Disclaimer: Although this post is sponsored by Bottega di Calabria, all opinions are my own.
This fileja pasta alla Silana is a typical rich and hearty Southern Italian pasta recipe made with some of the tastiest and best known products of Calabria, including spicy sausage and peperoncino.
- 400 g fileja pasta (14oz) or rigatoni or other short pasta tubes
- 10 fresh tomatoes blanched and peeled (see note)
- 400 g tomato passata (14oz) or polpa. I used polpa from Mutti
- 100 g guanciale (pork cheek) (3.5oz) 2 thick slices cut into small cubes or pancetta
- 100 g soppressata (3.5 oz) or other spicy salami/sausage cut into cubes
- 150 g caciocavallo Silano (5 oz) or provola, provolone or mozzarella cut into cubes
- 1 red onion I used a Tropea onion from Calabria. Peeled and chopped
- 50 g dried porcini (2oz) or 100 g frozen. Dried need to be soaked in warm water.
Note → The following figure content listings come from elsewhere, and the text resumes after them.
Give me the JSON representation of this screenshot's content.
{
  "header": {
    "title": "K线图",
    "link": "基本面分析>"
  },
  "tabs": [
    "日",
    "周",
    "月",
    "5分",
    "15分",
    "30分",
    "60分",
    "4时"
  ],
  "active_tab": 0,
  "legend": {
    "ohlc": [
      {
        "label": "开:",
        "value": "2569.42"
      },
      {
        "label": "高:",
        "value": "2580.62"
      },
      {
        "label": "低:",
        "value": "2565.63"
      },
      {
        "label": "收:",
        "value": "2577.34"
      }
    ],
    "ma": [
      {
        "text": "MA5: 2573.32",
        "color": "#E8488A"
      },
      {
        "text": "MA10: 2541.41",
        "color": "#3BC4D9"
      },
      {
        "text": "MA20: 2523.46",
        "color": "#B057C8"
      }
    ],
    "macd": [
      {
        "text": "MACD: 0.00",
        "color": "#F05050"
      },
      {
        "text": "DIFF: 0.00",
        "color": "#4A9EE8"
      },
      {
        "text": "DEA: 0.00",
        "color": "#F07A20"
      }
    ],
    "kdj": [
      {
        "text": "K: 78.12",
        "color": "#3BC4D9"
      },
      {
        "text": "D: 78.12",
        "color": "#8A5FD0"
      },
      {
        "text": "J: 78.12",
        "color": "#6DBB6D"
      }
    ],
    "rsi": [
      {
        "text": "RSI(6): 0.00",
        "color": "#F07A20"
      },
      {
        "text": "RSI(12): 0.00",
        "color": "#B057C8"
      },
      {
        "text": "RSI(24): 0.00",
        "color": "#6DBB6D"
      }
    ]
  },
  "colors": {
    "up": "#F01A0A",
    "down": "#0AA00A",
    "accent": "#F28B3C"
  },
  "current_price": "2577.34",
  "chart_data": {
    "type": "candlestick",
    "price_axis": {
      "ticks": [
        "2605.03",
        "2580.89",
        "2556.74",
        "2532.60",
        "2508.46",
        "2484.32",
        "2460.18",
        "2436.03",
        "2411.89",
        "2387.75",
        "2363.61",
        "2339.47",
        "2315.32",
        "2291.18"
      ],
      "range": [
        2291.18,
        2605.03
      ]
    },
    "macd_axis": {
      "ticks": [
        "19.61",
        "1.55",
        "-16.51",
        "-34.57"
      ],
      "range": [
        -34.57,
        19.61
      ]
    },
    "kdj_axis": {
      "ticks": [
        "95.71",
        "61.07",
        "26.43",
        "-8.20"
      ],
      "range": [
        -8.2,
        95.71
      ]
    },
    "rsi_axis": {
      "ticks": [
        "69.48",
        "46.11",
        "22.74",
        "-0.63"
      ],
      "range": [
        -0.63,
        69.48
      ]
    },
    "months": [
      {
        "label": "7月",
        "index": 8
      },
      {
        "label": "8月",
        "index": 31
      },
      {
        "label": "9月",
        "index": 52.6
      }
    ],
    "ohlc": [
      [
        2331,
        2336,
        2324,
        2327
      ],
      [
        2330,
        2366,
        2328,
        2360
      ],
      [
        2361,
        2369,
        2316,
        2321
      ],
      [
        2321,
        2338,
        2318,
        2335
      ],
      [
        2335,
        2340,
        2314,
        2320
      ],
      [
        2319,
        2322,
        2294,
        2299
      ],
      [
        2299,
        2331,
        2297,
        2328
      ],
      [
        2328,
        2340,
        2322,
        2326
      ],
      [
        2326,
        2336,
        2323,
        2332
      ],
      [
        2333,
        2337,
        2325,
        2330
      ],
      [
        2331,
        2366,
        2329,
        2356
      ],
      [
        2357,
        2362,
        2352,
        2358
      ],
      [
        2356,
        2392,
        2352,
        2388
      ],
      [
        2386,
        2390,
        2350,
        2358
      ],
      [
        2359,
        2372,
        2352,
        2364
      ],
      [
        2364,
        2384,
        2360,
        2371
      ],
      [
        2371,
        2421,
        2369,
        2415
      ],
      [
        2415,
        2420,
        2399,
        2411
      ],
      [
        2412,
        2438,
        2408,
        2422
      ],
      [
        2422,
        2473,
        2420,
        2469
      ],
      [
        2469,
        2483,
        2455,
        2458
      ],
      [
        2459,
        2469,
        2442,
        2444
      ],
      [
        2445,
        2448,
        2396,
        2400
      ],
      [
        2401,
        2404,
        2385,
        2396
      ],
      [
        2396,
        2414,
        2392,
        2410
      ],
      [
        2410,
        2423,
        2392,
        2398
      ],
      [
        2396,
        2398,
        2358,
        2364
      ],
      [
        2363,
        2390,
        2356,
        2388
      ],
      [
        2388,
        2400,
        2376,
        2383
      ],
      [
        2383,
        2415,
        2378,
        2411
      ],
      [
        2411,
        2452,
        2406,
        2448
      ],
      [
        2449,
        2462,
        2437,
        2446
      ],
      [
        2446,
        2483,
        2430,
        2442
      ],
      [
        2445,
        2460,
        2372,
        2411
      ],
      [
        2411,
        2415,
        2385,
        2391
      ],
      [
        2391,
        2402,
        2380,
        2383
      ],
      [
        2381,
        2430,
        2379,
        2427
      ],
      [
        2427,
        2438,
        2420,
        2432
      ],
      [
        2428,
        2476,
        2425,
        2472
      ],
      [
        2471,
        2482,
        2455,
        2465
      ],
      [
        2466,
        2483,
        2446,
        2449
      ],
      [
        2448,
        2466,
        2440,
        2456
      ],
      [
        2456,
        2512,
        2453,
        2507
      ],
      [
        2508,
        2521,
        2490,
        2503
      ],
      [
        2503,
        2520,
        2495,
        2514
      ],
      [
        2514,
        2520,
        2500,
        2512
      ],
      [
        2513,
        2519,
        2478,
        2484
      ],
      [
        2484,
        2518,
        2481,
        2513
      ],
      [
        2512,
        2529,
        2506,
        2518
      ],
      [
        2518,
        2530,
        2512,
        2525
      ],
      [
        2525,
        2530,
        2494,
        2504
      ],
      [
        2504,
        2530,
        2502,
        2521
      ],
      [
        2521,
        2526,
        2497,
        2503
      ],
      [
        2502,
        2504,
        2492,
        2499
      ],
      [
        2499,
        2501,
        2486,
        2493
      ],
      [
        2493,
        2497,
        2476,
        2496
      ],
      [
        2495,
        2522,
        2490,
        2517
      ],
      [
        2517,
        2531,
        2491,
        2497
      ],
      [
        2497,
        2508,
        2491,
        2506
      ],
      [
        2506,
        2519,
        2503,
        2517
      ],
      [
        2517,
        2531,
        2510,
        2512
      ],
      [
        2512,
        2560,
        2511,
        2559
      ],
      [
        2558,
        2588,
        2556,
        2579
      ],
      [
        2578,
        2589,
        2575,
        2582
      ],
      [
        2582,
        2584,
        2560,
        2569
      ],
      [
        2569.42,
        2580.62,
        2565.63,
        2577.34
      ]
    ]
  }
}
- 1 handful pecorino grated
- 1 handful basil leaves
- 1-2 tsp peperoncino flakes (red chili pepper) as required
- 2-3 tbsp extra virgin olive oil.
- 1 measure whiskey or brandy
- salt for pasta and to taste
- Freshly ground black pepper. to taste
If using dried porcini soak them in some warm water for 20-30 minutes before using. Peel and chop the onion. Remove the casing from the soppressata/ sausage, then cut it into cubes, and also cut the guanciale or pancetta into cubes. If using fresh tomatoes, blanch them in boiling water and peel. Cut the peeled tomatoes into quarters and remove most of the seeds. Cut the caciocavallo into small cubes.
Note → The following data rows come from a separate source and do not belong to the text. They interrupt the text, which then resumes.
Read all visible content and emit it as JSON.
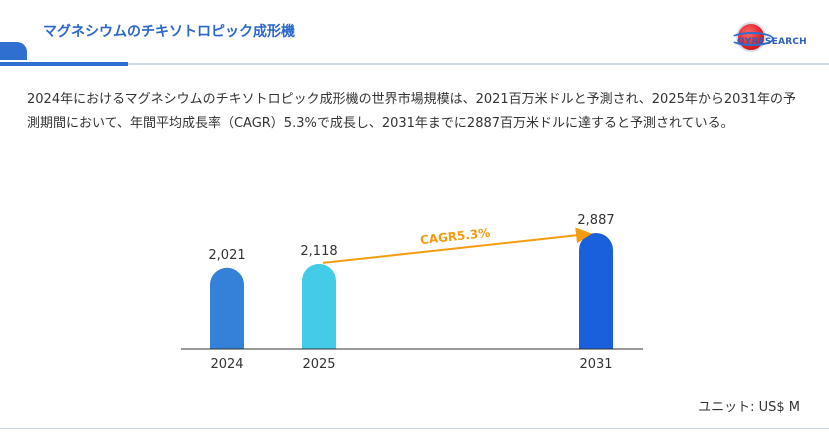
{
  "header": {
    "title": "マグネシウムのチキソトロピック成形機",
    "logo_text": "QYRESEARCH",
    "accent_color": "#2f6fd0"
  },
  "summary": "2024年におけるマグネシウムのチキソトロピック成形機の世界市場規模は、2021百万米ドルと予測され、2025年から2031年の予測期間において、年間平均成長率（CAGR）5.3%で成長し、2031年までに2887百万米ドルに達すると予測されている。",
  "unit_label": "ユニット: US$ M",
  "chart_data": {
    "type": "bar",
    "categories": [
      "2024",
      "2025",
      "2031"
    ],
    "values": [
      2021,
      2118,
      2887
    ],
    "value_labels": [
      "2,021",
      "2,118",
      "2,887"
    ],
    "bar_colors": [
      "#3580d8",
      "#43cbe8",
      "#1a5fdc"
    ],
    "annotation": {
      "text": "CAGR5.3%",
      "from_category": "2025",
      "to_category": "2031",
      "color": "#f39c12"
    },
    "ylim": [
      0,
      2887
    ],
    "grid": false,
    "legend": "none"
  }
}
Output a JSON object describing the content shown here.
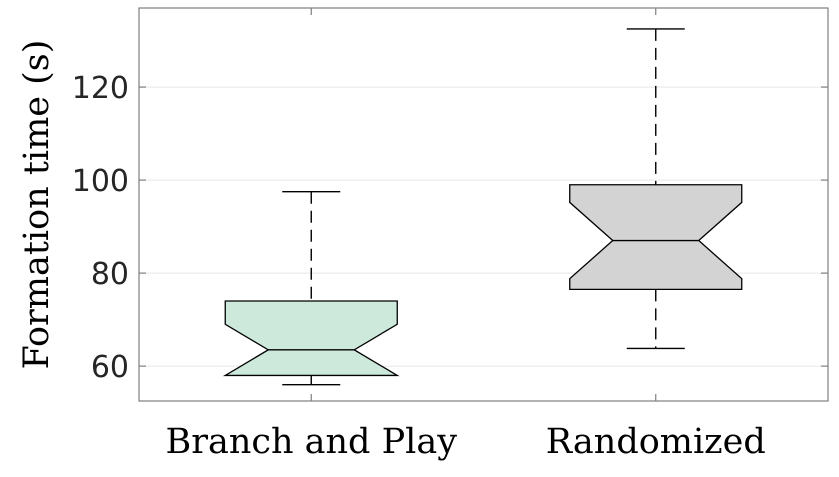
{
  "chart_data": {
    "type": "boxplot",
    "notched": true,
    "ylabel": "Formation time (s)",
    "ylim": [
      52.5,
      137
    ],
    "yticks": [
      60,
      80,
      100,
      120
    ],
    "grid": true,
    "categories": [
      "Branch and Play",
      "Randomized"
    ],
    "boxes": [
      {
        "category": "Branch and Play",
        "min": 56.0,
        "q1": 58.0,
        "median": 63.5,
        "q3": 74.0,
        "max": 97.5,
        "notch_low": 58.0,
        "notch_high": 69.0,
        "color": "#cce9dc"
      },
      {
        "category": "Randomized",
        "min": 63.8,
        "q1": 76.5,
        "median": 87.0,
        "q3": 99.0,
        "max": 132.5,
        "notch_low": 78.8,
        "notch_high": 95.2,
        "color": "#d3d3d3"
      }
    ]
  }
}
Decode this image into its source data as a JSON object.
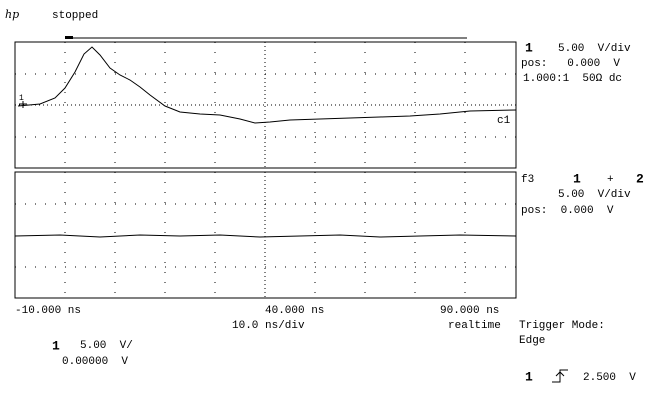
{
  "header": {
    "logo": "hp",
    "status": "stopped"
  },
  "channel1": {
    "label": "1",
    "scale": "5.00  V/div",
    "pos": "pos:   0.000  V",
    "probe": "1.000:1  50Ω dc"
  },
  "trace_label": "c1",
  "function": {
    "label": "f3",
    "expr_a": "1",
    "op": "+",
    "expr_b": "2",
    "scale": "5.00  V/div",
    "pos": "pos:  0.000  V"
  },
  "time": {
    "left": "-10.000 ns",
    "center": "40.000 ns",
    "right": "90.000 ns",
    "per_div": "10.0 ns/div",
    "mode": "realtime"
  },
  "trigger_mode": {
    "label": "Trigger Mode:",
    "value": "Edge"
  },
  "bottom_channel": {
    "label": "1",
    "scale": "5.00  V/",
    "offset": "0.00000  V"
  },
  "trigger": {
    "channel": "1",
    "level": "2.500  V"
  }
}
Cook the onion in a little olive oil together with the guanciale, soppressata and peperoncino flakes until the guanciale fat starts to become translucent. Add the whiskey and let the alcohol evaporate.
When the meats are nice and crispy, add the peeled tomatoes and cook over a moderate heat until they start to soften. Then add the tomato polpa/passata if using.
Put a pot of water on to boil for the pasta. Add salt once it starts to boil and bring to a boil again.
Add the dried porcini mushrooms with their filtered water to the sauce. (Fresh or frozen porcini don’t have any liquid with them) Mix well and add salt and pepper to taste and let the sauce simmer on a low heat while you cook the pasta.
Cook the pasta al dente according to the instructions on the packet. Then drain it. Add the cooked pasta to the sauce. Mix well then add the basil and diced caciocavallo. Let it rest for a minute to melt the caciocavallo.
Serve immediately with the grated pecorino.
I like to use a mixture of fresh peeled tomatoes and polpa or passata. However, you can use just peeled tomatoes or just polpa or passata. In which case, increase the quantity of which ever you use. Double the number of tomatoes or use 50% more passata.
I used dried fileja pasta from Bottega di Calabria (see post for more info). You can use other types of short pasta like rigatoni if you don’t have fileja.
If you have leftovers, they are fabulous baked. Just put the leftovers in an oven dish, add more pieces of caciocavallo and a sprinkling of pecorino on top. Bake in a preheated oven (180°c) until the top is crispy.